Süleyman Çelebi’nin 15. yüzyılda yazdığı Vesîletü’n-Necât adlı eseri, Mevlid adıyla ünlenerek, Ali Fuat Bilkan’ın ifadesiyle, belki de “dünyanın en çok okunan şiiri” haline geldi. Bilkan bu büyük rağbeti, bu metnin birçok dinî esasla birlikte popüler mitolojik öğeleri de içermesine bağlıyor. Sünnilikle tasavvufun buluşma vesilesi olması da, bu rağbeti pekiştiren bir etken.

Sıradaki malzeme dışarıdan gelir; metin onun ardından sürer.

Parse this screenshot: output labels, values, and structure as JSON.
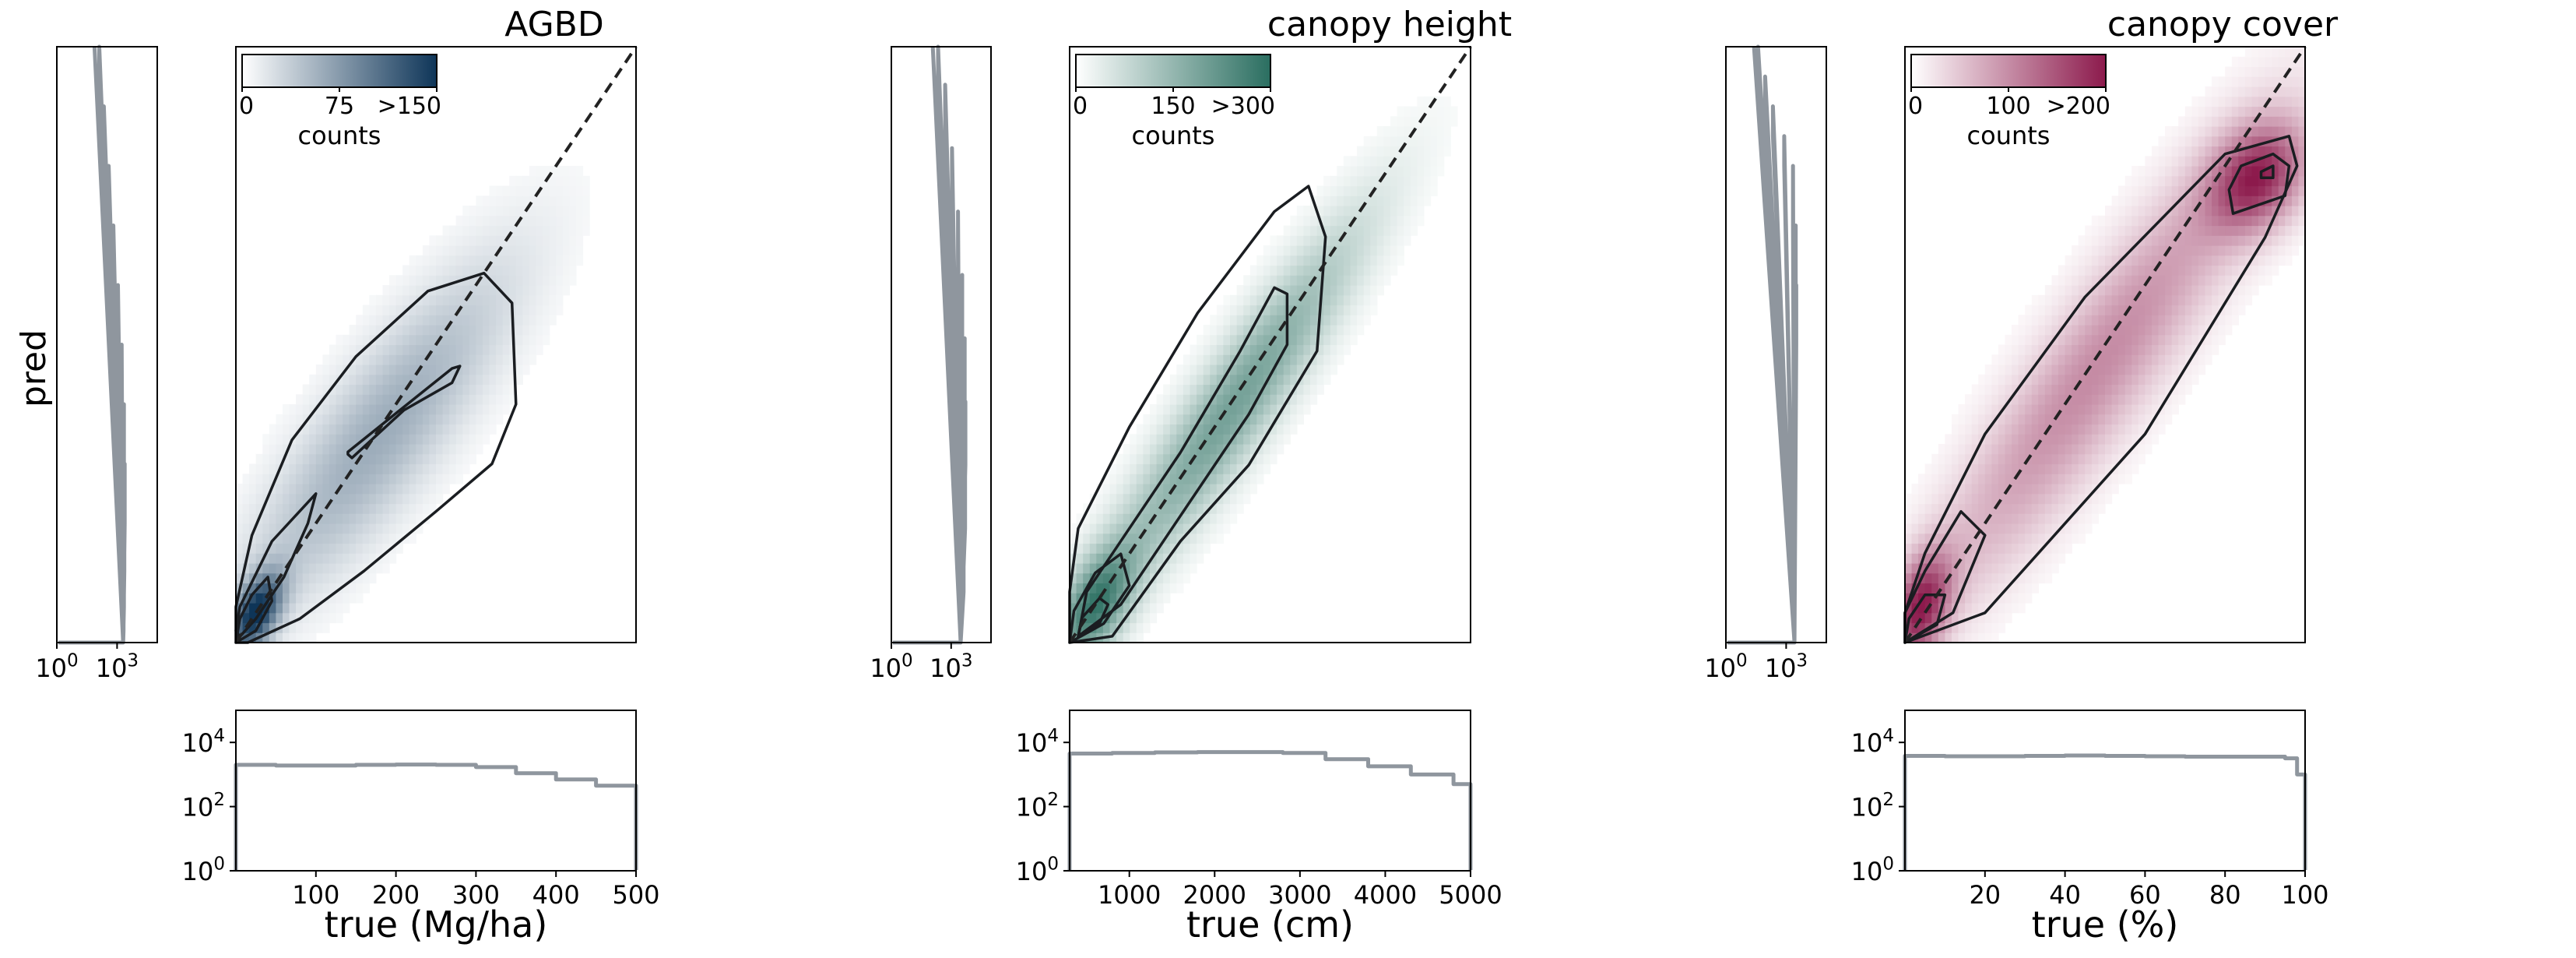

Kitap, Süleyman Çelebi’nin eserinin, zaman içinde anonim bir metin niteliği taşıyan “Yeni Mevlid”e dönüşmesinin hikâyesini anlatıyor. Bilkan’ın “değerden ritüele…” diye özetlediği bir dönüşüm bu. Bu süreç, modern zamanlarda hızlanıyor. Mevlid’in, kısaltılıp sadeleştirilerek yeniden düzenlenirken, sosyal ve siyasî bir ritüel olarak oynadığı işlevin aldığı yeni biçimleri de görüyoruz. Cumhuriyet dönemine kadar uzanan bir süreç bu.
Din, edebiyat, siyaset, ideoloji ve zihniyet veçheleriyle çok boyutlu bir tarih incelemesi.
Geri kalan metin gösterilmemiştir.